After years of legal battles, Wikileaks founder Julian Assange has left the UK after reaching a deal with US authorities. This agreement will see him plead guilty to criminal charges and subsequently go free. Assange, 52, faced charges of conspiracy to obtain and disclose national defense information.
The US had long argued that the Wikileaks disclosures, which included information about the Iraq and Afghanistan wars, endangered lives. Assange had spent the last five years in a British prison, where he was fighting extradition to the US. According to CBS, the BBC’s US partner, Assange will spend no time in US custody and will receive credit for the time served in the UK. He will return to Australia, as confirmed by a letter from the US Department of Justice.
On X, the platform formerly known as Twitter, Wikileaks announced that Assange left Belmarsh prison on Monday after 1,901 days in a small cell. He was released at Stansted airport in the afternoon and boarded a plane to return to Australia. Video shared online by Wikileaks shows Assange, dressed in jeans and a blue shirt, being driven to Stansted before boarding an aircraft. The BBC has not independently verified the video.
Assange’s wife, Stella, thanked his supporters on Twitter, acknowledging their efforts over the years. The deal, which involves Assange pleading guilty to one charge, is expected to be finalized in a court in the Northern Mariana Islands on Wednesday, June 26. The Northern Mariana Islands, a US commonwealth in the Pacific, are much closer to Australia than courts in Hawaii or the continental US.
A spokesperson for Australia’s government told Agence France-Presse that the case had “dragged on for too long.” Assange’s attorney, Richard Miller, declined to comment, and the BBC has also reached out to his US-based lawyer. Assange and his legal team have long maintained that the case against him was politically motivated.
In April, US President Joe Biden said he was considering a request from Australia to drop the prosecution against Assange. In May, the UK High Court ruled that Assange could bring a new appeal against extradition to the US, allowing him to challenge assurances regarding his trial and free speech rights. Following the ruling, Stella Assange urged the Biden administration to distance itself from what she described as a “shameful prosecution.”
US prosecutors initially wanted to try Assange on 18 counts, mostly under the Espionage Act, for releasing confidential US military records and diplomatic messages related to the Afghanistan and Iraq wars. Wikileaks, founded by Assange in 2006, claims to have published over 10 million documents in what the US government called “one of the largest compromises of classified information in the history of the United States.”

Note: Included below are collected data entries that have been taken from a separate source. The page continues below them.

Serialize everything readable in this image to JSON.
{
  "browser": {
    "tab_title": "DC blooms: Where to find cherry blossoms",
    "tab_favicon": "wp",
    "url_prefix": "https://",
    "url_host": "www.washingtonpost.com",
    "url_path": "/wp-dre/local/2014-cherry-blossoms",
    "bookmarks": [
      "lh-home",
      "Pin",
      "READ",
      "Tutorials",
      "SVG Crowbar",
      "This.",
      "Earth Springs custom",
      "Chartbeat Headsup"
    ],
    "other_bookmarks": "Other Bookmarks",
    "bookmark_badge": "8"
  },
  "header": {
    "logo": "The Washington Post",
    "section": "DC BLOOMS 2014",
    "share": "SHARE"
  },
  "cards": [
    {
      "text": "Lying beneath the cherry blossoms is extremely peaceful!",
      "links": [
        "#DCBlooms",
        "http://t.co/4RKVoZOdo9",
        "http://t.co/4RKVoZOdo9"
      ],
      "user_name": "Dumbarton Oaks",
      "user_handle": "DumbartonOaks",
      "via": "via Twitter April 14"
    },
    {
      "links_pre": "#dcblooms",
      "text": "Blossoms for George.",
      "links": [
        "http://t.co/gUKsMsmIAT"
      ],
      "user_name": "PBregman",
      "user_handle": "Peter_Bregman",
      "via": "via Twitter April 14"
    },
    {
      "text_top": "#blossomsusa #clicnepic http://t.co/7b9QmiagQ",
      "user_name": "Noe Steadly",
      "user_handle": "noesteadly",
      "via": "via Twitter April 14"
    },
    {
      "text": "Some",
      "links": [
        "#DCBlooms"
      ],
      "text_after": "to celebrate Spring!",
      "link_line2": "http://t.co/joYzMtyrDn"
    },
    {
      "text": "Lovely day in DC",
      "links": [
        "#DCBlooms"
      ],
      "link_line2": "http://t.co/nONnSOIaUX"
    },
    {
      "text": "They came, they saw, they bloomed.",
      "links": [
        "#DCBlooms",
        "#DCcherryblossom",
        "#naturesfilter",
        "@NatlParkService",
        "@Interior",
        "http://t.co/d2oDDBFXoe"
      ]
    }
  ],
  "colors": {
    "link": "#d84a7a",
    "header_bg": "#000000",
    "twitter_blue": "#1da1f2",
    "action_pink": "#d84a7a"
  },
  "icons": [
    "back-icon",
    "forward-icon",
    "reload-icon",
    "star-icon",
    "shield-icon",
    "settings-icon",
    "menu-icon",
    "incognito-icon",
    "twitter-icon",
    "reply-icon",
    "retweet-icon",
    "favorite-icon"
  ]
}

In 2010, Wikileaks published a video from a US military helicopter showing the killing of more than a dozen Iraqi civilians, including two Reuters news reporters, in Baghdad. One of Assange’s prominent collaborators, US Army intelligence analyst Chelsea Manning, was sentenced to 35 years in prison, although her sentence was commuted by President Barack Obama in 2017.
Assange also faced separate charges of rape and sexual assault in Sweden, which he denied. He spent seven years in Ecuador’s London embassy, fearing extradition to the US via Sweden. Swedish authorities dropped the case in 2019, citing the elapsed time since the original complaint, but UK authorities later detained him for not surrendering to the courts for extradition to Sweden.
Throughout these legal battles, Assange has rarely been seen in public and has reportedly suffered from poor health, including a minor stroke in prison in 2021.